Not knowing what to say, I blurted, “That’s horrible. I didn’t know. I’m so sorry.” Was that why Dorothy had become a healer? To try and help others after what happened to her brother?
Confirming my thoughts, Kooky rumbled out softly after several rough throat clearings, “Doogie good male. Good hooman. Teach trap, skin good, make good pelt long time, huts better. Smart. Goot… Goot fren. Rothy learn help owe-d-cheese. Make hurts better. Like Luka. Hunts in groups. No hoomans hunts no mores.” Reaching out, he brushed his fingers along the inside of my wrist. “Too soft. Easy hurt.”
Looking flustered, like he’d just had himself a mini spill your guts session and he was suddenly feeling self-conscious about it, he started to collect his papers. Throat working, bobbing thickly, his chest hitched funny.
“And here I just thought you all were a bunch of sexist furballs,” I cooed, grinning tauntingly when he gave me a dirty look. It was either hold him while he struggled out of my grip while he cried, insisting on being a man about it, lord help me from the tough guy types, or help distract him.
I’d obviously chosen distraction.
“Wow.” My finger tapped the picture below the one of the cottontail, a huge, angry bear looking ready to strike snarling on the page. “That is one merderfurder I don’t wanna tangle with.”
“No’ mowderfordoor.

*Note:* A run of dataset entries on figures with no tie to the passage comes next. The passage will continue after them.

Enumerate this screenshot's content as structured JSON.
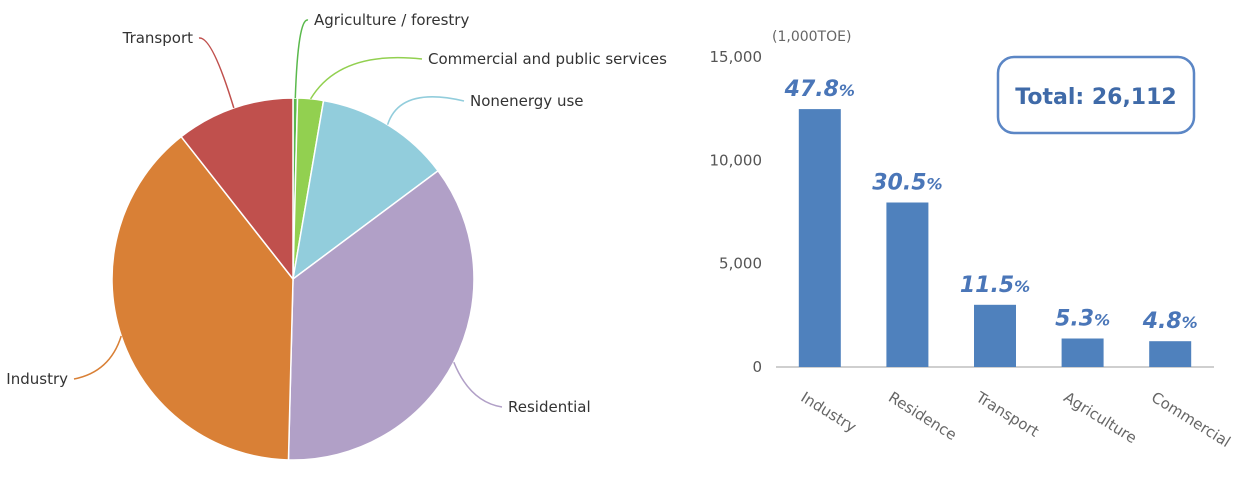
{
  "chart_data": [
    {
      "type": "pie",
      "title": "",
      "slices": [
        {
          "label": "Agriculture / forestry",
          "value": 0.4,
          "color": "#5ab94c"
        },
        {
          "label": "Commercial and public services",
          "value": 2.3,
          "color": "#92d050"
        },
        {
          "label": "Nonenergy use",
          "value": 12.1,
          "color": "#92cddc"
        },
        {
          "label": "Residential",
          "value": 35.6,
          "color": "#b1a0c7"
        },
        {
          "label": "Industry",
          "value": 39.0,
          "color": "#d98036"
        },
        {
          "label": "Transport",
          "value": 10.6,
          "color": "#c0504d"
        }
      ]
    },
    {
      "type": "bar",
      "title": "",
      "unit_label": "(1,000TOE)",
      "categories": [
        "Industry",
        "Residence",
        "Transport",
        "Agriculture",
        "Commercial"
      ],
      "values": [
        12480,
        7960,
        3010,
        1380,
        1250
      ],
      "value_labels": [
        {
          "num": "47.8",
          "sign": "%"
        },
        {
          "num": "30.5",
          "sign": "%"
        },
        {
          "num": "11.5",
          "sign": "%"
        },
        {
          "num": "5.3",
          "sign": "%"
        },
        {
          "num": "4.8",
          "sign": "%"
        }
      ],
      "ylim": [
        0,
        15000
      ],
      "yticks": [
        0,
        5000,
        10000,
        15000
      ],
      "ytick_labels": [
        "0",
        "5,000",
        "10,000",
        "15,000"
      ],
      "bar_color": "#4f81bd",
      "total_label": "Total: 26,112",
      "total_color": "#3f6aa8"
    }
  ]
}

Beh-ur,” he grunted out, properly distracted and looking less internally droopy.
“What would you say we have out here that’s like one of these bad boys?” I kept on, wishing to see his eyes light up with interest again instead of dimming with remembered sadness.
Getting comfortable once more, he launched into a long explanation about all the no-nos surrounding the village. By the time he was done, I had a healthy admiration of the males knowing full well what all they faced in this wide, wild tundra, and yet they braved it again and again to feed the village, their little families.

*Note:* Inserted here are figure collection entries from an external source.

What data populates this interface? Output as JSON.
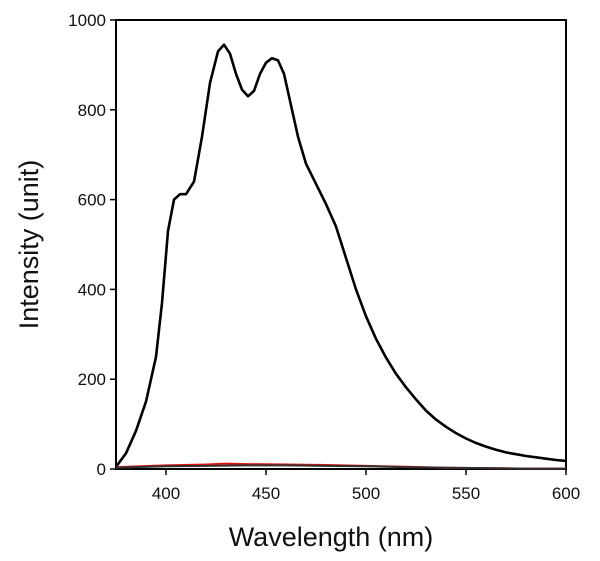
{
  "chart_data": {
    "type": "line",
    "xlabel": "Wavelength  (nm)",
    "ylabel": "Intensity (unit)",
    "xlim": [
      375,
      600
    ],
    "ylim": [
      0,
      1000
    ],
    "x_ticks": [
      400,
      450,
      500,
      550,
      600
    ],
    "y_ticks": [
      0,
      200,
      400,
      600,
      800,
      1000
    ],
    "x_tick_labels": [
      "400",
      "450",
      "500",
      "550",
      "600"
    ],
    "y_tick_labels": [
      "0",
      "200",
      "400",
      "600",
      "800",
      "1000"
    ],
    "grid": false,
    "legend": "none",
    "series": [
      {
        "color": "#000000",
        "x": [
          375,
          380,
          385,
          390,
          395,
          398,
          401,
          404,
          407,
          410,
          414,
          418,
          422,
          426,
          429,
          432,
          435,
          438,
          441,
          444,
          447,
          450,
          453,
          456,
          459,
          462,
          466,
          470,
          475,
          480,
          485,
          490,
          495,
          500,
          505,
          510,
          515,
          520,
          525,
          530,
          535,
          540,
          545,
          550,
          555,
          560,
          565,
          570,
          575,
          580,
          585,
          590,
          595,
          600
        ],
        "y": [
          5,
          35,
          85,
          150,
          250,
          370,
          530,
          600,
          612,
          612,
          640,
          740,
          860,
          930,
          945,
          925,
          880,
          845,
          830,
          842,
          880,
          905,
          915,
          910,
          880,
          820,
          740,
          680,
          635,
          590,
          540,
          470,
          400,
          340,
          290,
          248,
          212,
          182,
          155,
          130,
          110,
          94,
          80,
          68,
          58,
          50,
          43,
          37,
          33,
          29,
          26,
          23,
          20,
          18
        ]
      },
      {
        "color": "#e01010",
        "x": [
          375,
          400,
          420,
          430,
          440,
          460,
          480,
          500,
          520,
          540,
          560,
          580,
          600
        ],
        "y": [
          4,
          8,
          10,
          12,
          11,
          10,
          9,
          7,
          5,
          3,
          2,
          1,
          1
        ]
      },
      {
        "color": "#303030",
        "x": [
          375,
          400,
          420,
          440,
          460,
          480,
          500,
          520,
          540,
          560,
          580,
          600
        ],
        "y": [
          3,
          6,
          7,
          8,
          8,
          7,
          6,
          4,
          3,
          2,
          1,
          1
        ]
      }
    ]
  }
}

Maybe they weren’t entirely butthole-ish about how over the top protective they could get. It was a big, bad world out there.
Wondering what he might be like as a father figure, wincing inwardly that my mind would so readily latch onto that, segueing into the mental debate on whether he was just that fucking awesome and I was feeling awestruck, impressed with the male, or if I was just that fucking desperate and doing what I always did, ignoring the obvious in favor of painting someone in a light that went well with my rose colored glasses, I decided my brain was better served on a different track.

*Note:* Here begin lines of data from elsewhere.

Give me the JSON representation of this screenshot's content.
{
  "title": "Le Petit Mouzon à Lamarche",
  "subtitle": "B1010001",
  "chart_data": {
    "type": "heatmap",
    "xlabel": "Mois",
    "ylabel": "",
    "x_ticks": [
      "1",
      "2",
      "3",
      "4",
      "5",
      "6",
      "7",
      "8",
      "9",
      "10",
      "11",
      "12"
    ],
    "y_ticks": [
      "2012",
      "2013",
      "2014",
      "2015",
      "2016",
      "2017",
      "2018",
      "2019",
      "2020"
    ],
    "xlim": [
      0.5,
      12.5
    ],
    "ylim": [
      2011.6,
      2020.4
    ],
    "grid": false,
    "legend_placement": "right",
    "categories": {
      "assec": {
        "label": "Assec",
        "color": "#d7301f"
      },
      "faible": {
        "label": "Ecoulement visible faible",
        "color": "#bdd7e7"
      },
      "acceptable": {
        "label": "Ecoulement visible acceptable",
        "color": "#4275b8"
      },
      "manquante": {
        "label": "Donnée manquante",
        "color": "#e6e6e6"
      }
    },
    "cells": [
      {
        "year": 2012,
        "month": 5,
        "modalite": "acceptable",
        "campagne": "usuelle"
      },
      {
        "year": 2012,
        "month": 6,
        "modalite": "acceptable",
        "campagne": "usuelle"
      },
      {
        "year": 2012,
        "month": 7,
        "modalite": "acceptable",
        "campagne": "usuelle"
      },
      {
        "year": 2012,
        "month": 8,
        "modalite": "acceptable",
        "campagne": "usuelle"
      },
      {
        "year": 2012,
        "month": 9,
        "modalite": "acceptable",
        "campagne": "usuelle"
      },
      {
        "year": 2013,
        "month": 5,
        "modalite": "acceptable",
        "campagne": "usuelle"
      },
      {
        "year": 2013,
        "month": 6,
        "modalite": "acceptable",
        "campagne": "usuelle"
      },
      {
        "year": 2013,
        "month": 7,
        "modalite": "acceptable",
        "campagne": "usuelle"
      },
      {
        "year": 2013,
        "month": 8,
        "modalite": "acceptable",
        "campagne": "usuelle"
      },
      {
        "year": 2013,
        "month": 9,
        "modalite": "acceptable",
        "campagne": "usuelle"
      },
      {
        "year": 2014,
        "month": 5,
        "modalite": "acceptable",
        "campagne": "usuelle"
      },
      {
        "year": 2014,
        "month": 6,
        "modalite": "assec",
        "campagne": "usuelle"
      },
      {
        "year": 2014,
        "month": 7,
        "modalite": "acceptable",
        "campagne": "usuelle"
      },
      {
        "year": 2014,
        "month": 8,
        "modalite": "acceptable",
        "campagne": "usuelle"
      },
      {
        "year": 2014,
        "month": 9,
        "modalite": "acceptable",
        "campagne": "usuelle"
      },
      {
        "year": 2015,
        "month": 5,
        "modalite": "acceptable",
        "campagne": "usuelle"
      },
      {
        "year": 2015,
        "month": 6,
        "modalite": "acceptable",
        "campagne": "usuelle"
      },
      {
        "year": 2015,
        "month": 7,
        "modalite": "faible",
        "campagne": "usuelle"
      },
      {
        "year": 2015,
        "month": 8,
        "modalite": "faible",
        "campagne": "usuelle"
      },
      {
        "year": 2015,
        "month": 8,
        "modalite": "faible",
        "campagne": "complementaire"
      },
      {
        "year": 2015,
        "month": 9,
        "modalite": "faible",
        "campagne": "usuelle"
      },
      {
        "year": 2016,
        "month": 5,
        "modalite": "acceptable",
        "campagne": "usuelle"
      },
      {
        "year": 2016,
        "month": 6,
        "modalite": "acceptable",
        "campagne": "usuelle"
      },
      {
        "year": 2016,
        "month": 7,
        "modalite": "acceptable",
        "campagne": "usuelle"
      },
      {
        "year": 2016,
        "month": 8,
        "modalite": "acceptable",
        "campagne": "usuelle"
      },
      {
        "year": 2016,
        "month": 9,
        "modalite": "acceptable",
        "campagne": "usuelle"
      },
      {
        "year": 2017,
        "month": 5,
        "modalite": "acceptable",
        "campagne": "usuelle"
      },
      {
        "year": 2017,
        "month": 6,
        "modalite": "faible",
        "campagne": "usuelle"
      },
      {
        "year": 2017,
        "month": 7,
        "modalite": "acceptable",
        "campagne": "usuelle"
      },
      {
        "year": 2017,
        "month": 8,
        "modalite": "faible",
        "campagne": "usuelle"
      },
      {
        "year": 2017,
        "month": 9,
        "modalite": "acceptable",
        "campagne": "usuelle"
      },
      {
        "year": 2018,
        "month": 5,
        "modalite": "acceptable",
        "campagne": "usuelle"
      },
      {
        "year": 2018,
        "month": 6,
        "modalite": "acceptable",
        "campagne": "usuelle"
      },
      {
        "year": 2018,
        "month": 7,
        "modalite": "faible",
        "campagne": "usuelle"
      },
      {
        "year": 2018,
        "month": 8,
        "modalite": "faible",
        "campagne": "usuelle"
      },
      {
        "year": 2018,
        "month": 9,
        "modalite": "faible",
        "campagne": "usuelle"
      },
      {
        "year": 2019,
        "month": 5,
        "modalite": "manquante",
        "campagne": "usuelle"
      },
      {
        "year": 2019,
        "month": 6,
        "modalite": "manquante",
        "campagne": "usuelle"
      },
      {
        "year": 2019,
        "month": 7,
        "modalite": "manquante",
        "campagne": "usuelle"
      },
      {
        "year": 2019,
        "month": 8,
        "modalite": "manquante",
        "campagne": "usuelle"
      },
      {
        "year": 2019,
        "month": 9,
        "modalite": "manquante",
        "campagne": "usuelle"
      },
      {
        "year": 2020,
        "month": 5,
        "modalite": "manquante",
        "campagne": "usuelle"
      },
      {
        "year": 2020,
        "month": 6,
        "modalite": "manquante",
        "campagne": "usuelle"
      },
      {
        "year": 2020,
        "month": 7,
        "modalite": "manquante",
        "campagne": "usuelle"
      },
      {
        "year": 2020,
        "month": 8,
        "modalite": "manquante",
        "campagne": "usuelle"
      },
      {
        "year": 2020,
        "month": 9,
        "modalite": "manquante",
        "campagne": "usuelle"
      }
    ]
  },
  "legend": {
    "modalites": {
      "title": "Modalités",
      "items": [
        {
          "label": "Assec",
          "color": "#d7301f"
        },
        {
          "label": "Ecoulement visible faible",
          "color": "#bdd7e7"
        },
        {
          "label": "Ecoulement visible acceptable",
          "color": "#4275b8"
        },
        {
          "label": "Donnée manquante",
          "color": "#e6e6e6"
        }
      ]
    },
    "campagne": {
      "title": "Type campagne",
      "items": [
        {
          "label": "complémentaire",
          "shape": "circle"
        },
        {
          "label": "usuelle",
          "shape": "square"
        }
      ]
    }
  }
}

Glancing up, blinking, frowning curiously as he spied the dark night sky through the skylight window and I followed his gaze, he exclaimed something in Lo denaii under his breath and shot up.
The papers in my lap flew everywhere, a madcap mess of animal drawings at our feet.
“Where are you off to in such a rush?” I muttered under my breath as I dutifully helped him gather his strewn papers.
“Bebeh,” he mumbled absently, shooting up, cramming papers in a messy pile into his arms, to rush down the hall by the bathroom.
Back in moments, he headed right for the table, grabbing up that blackened toast he still had sitting out, a piece of fruit, several tubers, and fresh greens. Before I could blink he was rushing out the door.
Watching him curiously, I stood, grabbed my pelt to drape it over me, and followed him out. Bebeh?
The hall next to the bathroom was long, several rooms spread out along it with doors, many without. I recognized the butchering room the second I passed it, the smell of iron and earth masked by a sweet, but not disgustingly so, floral scent. One quick peek behind the layers of thick hides pinned up over the entryway and I shivered. It was a meat locker, kills hanging on large black hooks, the roughhewn clay colored smooth tiles angling towards the drain in the center of the floor still damp from a rinse off. Overhead, there was one of those exhaust fan looking things, a Lo denaii version, allowing the cold right in. I had no clue how those hides kept all the cold from seeping into the rest of the house. Whatever the deal was, it seemed to be working.